Key Takeaways
- Intel 18A manufacturing technology is under review as CEO Lip-Bu Tan reevaluates the company’s strategy for semiconductor production.
- The technology aims to improve performance with innovations like a new transistor structure and a backside power delivery system.
- Intel considers limiting 18A technology to internal products, despite past investments aiming to attract external chip customers.
- Executives question external interest in the 18A technology, which may result in significant financial write-offs if marketing stops.
- The company is also exploring the potential of 14A manufacturing technology to better compete with other chip fabrication processes.
Intel 18A manufacturing technology is under review by Intel’s chief executive Lip-Bu Tan. The evaluation is part of a broader examination of Intel’s semiconductor manufacturing strategy. The company is considering whether the Intel 18A manufacturing technology should remain available to external chip customers or be limited to internal products.
Tan became Intel’s CEO in March 2025. After taking the position, he began reviewing several major investments and restructuring plans. The goal is to strengthen Intel’s competitiveness in advanced semiconductor production.
Intel previously invested billions of dollars developing the Intel 18A manufacturing technology. The process was introduced during the leadership of former CEO Pat Gelsinger. It was designed to help Intel compete with advanced chip fabrication processes produced by Taiwan Semiconductor Manufacturing Company.
Features of Intel 18A Manufacturing Technology
The Intel 18A manufacturing technology introduces major changes in chip design and production. One feature is a new transistor structure intended to improve performance and efficiency. Another innovation is a backside power delivery system. This system routes power through the back of the chip rather than the front.
Intel expected these innovations to help the company reach parity with leading semiconductor manufacturers. The technology was also intended to attract outside customers to Intel’s foundry services.
However, some executives have questioned whether the Intel 18A manufacturing technology can attract enough external clients. Reports indicate that interest from potential customers has been limited.
Intel Considering Changes to 18A Foundry Plans
Intel is evaluating whether to stop marketing the Intel 18A manufacturing technology and its improved version, 18A-P, to outside chip designers.
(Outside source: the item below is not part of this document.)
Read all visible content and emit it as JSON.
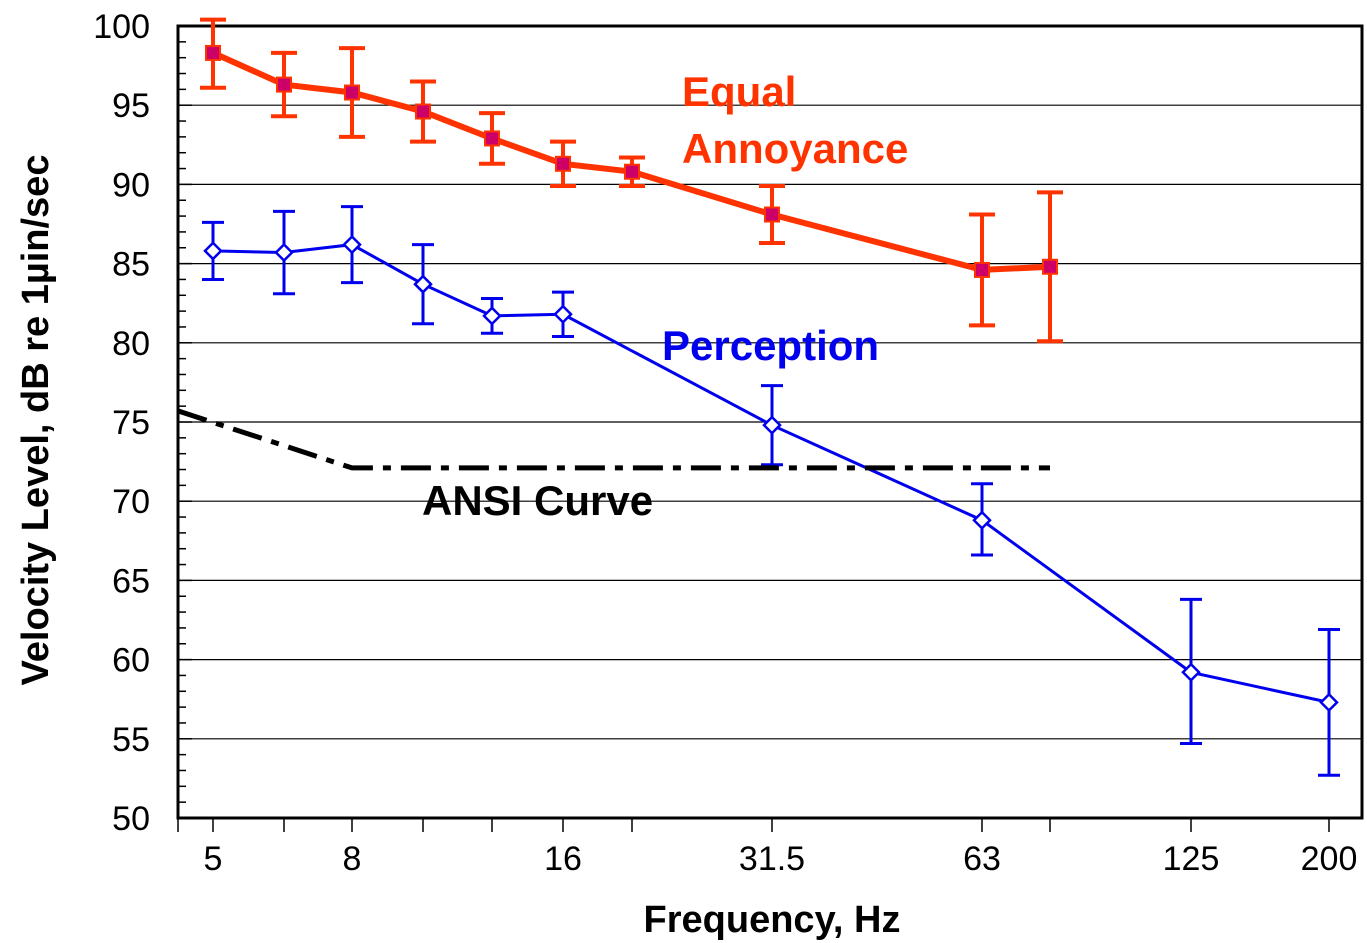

The technology would still be used internally for processors already designed for it.
One example is Intel’s Panther Lake laptop processors. These chips are expected to use the Intel 18A manufacturing technology when production begins in 2025.
Ending external marketing of the process could lead to financial consequences. Intel has already spent significant amounts developing the technology. Analysts estimate potential write-offs could reach hundreds of millions or even billions of dollars.
Possible Shift Toward Intel 14A Technology
Intel is also examining a future manufacturing process known as 14A. Company leadership believes the 14A node may offer stronger advantages against competing chip fabrication technologies.
The company’s foundry business aims to manufacture chips for external customers. Securing large clients is critical to this strategy. Many major technology firms currently rely on Taiwan Semiconductor Manufacturing Company for chip production.
Tan has asked Intel executives to prepare strategic options for the board of directors. The board will review possible changes involving Intel 18A manufacturing technology and the company’s broader manufacturing roadmap.
Intel has declined to comment on specific internal discussions. The company described reports about the review as speculation.